The State Water Board has funding available for projects that address either drought-related urgent drinking water needs or long-term resilience.


Eligible entities include:

  • Public agencies, including counties and Regional Boards
  • Tribal governments
  • Community water systems
  • Non-profit organizations serving disadvantaged communities

For individual households, refer to the following options:

Eligible projects include:

  • Short-term solutions (mostly emergency repairs and drinking water delivery)
    • Bottled water
    • Hauled water (and tanks)
    • Well repair, rehabilitation, and replacements
    • Emergency interties
    • Vending machines
    • Necessary rented or borrowed equipment
  • Long-term solutions
    • New wells
    • Extension of service
    • Regional consolidation
    • Treatment systems
    • Distribution system improvements
    • New tanks
    • Emergency generators
    • Water recycling projects

Organizations and entities interested in funding drinking water programs for schools may apply directly through technical assistance providers. Find more information here.

How to Apply

For emergency assistance: Contact your county office of emergency services

For short-term/emergency projects (see examples below): Complete the Urgent Drinking Water Needs Application and submit to DFA-CAA@waterboards.ca.gov (assistance is available upon request)

For long-term/resiliency projects (see examples below): Complete the funding application online via the Financial Assistance Application Submittal Tool (FAAST).
For small communities, select the Request for Proposal (RFP) titled "Small Community Funding Program, Pre-Application". All other drinking water systems can apply directly to the RFP titled "Drinking Water State Revolving Fund" (either planning or construction). For water recycling projects, use the "Water Recycling Funding Program" RFP.

Funding Process Overview

Once a complete application is submitted, DFA staff will review and follow up with the applicant regarding any questions. Once all questions have been addressed, DFA staff will prepare and submit a funding recommendation to management. The DFA Deputy Director will review and either approve or deny funding.

If funding is approved, DFA staff will notify the Recipient and provide the start date for costs to be incurred. DFA staff will also work with the Recipient to develop a scope of work for the grant agreement.

Funding is through a reimbursement process. It typically takes several months to develop a grant agreement and reimbursements can only be paid out once a funding agreement has been executed. Once the agreement is executed, the Recipient will submit reimbursement requests and progress reports as the project is implemented.

Responsibility During Emergencies

All emergencies begin at the local level and the Local Government is best positioned to provide immediate emergency relief such as bottled and hauled water. Under the State’s Standardized Emergency Management System (SEMS), the Local Government should request assistance and resources from progressive levels of the state's emergency management organization as they exhaust their resources. The CalOES 2016 Administrative Order with the Water Boards outlines the requirement to follow the SEMS process during emergency and disaster operations.

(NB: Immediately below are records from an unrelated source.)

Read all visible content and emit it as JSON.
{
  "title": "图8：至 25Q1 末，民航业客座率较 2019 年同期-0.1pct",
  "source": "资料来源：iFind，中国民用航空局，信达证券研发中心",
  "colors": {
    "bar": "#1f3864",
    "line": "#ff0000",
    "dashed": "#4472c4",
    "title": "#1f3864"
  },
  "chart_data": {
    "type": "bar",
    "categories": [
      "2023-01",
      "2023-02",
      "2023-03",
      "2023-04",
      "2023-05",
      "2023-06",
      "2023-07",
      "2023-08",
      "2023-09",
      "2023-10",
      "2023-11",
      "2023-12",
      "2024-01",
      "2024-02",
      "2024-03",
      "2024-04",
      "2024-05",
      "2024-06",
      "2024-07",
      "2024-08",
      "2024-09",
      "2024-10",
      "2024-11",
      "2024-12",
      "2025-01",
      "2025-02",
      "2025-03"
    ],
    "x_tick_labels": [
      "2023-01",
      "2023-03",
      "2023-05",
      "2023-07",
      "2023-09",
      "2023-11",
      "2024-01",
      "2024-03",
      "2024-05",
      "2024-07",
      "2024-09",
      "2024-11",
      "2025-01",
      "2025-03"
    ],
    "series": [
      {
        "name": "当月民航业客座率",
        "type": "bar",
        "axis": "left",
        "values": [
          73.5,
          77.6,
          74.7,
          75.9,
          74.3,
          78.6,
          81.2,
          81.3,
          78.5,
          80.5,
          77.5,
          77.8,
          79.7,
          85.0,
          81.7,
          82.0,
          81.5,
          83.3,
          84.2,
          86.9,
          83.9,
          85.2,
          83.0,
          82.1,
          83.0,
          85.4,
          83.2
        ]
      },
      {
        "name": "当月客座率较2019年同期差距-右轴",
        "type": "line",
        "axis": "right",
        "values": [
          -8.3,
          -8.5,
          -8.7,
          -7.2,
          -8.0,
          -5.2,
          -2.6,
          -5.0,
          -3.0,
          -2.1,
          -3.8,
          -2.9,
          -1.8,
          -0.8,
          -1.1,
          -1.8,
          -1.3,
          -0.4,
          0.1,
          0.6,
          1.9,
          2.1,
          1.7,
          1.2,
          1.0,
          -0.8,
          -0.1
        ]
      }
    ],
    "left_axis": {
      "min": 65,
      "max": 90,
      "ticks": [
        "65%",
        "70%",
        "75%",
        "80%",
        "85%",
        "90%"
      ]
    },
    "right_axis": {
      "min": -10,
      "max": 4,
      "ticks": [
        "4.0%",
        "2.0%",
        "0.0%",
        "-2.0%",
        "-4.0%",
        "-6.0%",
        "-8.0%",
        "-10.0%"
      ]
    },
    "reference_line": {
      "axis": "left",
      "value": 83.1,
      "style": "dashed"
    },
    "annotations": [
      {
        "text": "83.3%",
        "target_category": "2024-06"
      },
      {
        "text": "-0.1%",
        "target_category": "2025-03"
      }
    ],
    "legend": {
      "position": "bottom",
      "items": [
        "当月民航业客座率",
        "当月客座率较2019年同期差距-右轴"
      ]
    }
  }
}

This allows the Regional and State organizational levels to respond and provide the required support.

Similarly, a Public Water System (PWS) must first go through their Local Government Office of Emergency Services to request emergency funding for immediate relief while simultaneously notifying the Water Board’s Division of Drinking Water of this request. This allows the request for funding assistance to follow the SEMS organizational levels for effective and timely management of the request while providing the Water Board with situational awareness to assist where necessary.